Praca Magdaleny Chciałowskiej – uczennicy gimnazjum w Publicznym Zespole Szkół im. Bronisława Markiewicza w Rudzie Talubskiej

20 grudnia, środa

Pamiętniku

Dzisiaj jest mi naprawdę smutno. Mimo że to trwa już bardzo długo, dopiero niedawno zdałam sobie sprawę, że ta okropność dotknęła też mojej rodziny.

Alkohol… Jest taki podstępny. Rodzice nie zawsze pili, wbrew temu, co o nas mówią. Butelka skradała się ku nam, sprytnie omijając wszystkie przeszkody.
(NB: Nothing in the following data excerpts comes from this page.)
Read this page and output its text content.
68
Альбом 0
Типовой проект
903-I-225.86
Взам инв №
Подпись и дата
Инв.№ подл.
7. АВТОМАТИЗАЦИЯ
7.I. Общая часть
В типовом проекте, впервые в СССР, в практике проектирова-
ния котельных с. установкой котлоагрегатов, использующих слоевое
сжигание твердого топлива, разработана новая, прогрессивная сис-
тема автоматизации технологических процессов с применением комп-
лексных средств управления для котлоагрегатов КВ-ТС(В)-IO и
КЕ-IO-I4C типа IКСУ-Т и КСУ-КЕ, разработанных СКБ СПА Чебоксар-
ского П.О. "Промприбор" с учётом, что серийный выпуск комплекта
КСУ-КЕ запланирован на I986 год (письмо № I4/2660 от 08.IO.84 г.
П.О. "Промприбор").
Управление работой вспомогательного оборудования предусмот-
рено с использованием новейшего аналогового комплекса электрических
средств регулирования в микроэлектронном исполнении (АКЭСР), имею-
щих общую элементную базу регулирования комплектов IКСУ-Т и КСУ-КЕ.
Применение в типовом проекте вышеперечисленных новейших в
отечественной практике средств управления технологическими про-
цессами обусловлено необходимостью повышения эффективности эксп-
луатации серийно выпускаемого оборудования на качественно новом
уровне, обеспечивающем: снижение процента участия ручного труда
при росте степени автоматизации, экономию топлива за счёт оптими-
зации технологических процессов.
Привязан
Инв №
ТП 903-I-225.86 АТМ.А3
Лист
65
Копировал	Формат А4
Teraz tata nie ma pracy, a większość czasu spędza z nosem w gazecie, z jedną ręką podtrzymującą wódkę. Czasami tylko zakreśli jakąś ofertę pracy, zazwyczaj jednak nawet nie wpuszczają go na rozmowę, tak śmierdzi alkoholem. Staram się unikać ojca w tym stanie, mam dosyć komentarzy, typu: A, widzisz… Czemuś się rodziła? No, po co?! Tylko same problemy przez ciebie!

Mama jeszcze się trzyma i nawet nie wie, że jest alkoholiczką. Ma pracę, ubiera się w służbowe żakiety, skrzętnie sprząta po koleżkach taty, i tylko wieczorem, kiedy większość osób już śpi, matka przygotowuje sobie koktajle w wysokich szklankach. Odkryłam to niedawno, chociaż już przez długi czas coś podejrzewałam. W końcu, czemu codziennie na szkle widnieją nowe ślady ciemnoczerwonej szminki, mimo że zawsze je wycieram?

Mam tego dość. Nic mi się nie chce, nawet pisać w tym durnym pliku! Próbowałam już wszystkiego! Wylewałam likier matki i wódkę ojca do zlewu, zamykałam ich na klucz, zapisywałam do AA, dzwoniłam pod różne numery, rozmawiałam o tym ze szkolnym psychologiem, walczyłam za wszelką cenę! Moje wysiłki poszły na marne, tata tylko głupio się uśmiechał, a mama upierała się, że z alkoholem nie ma nic wspólnego.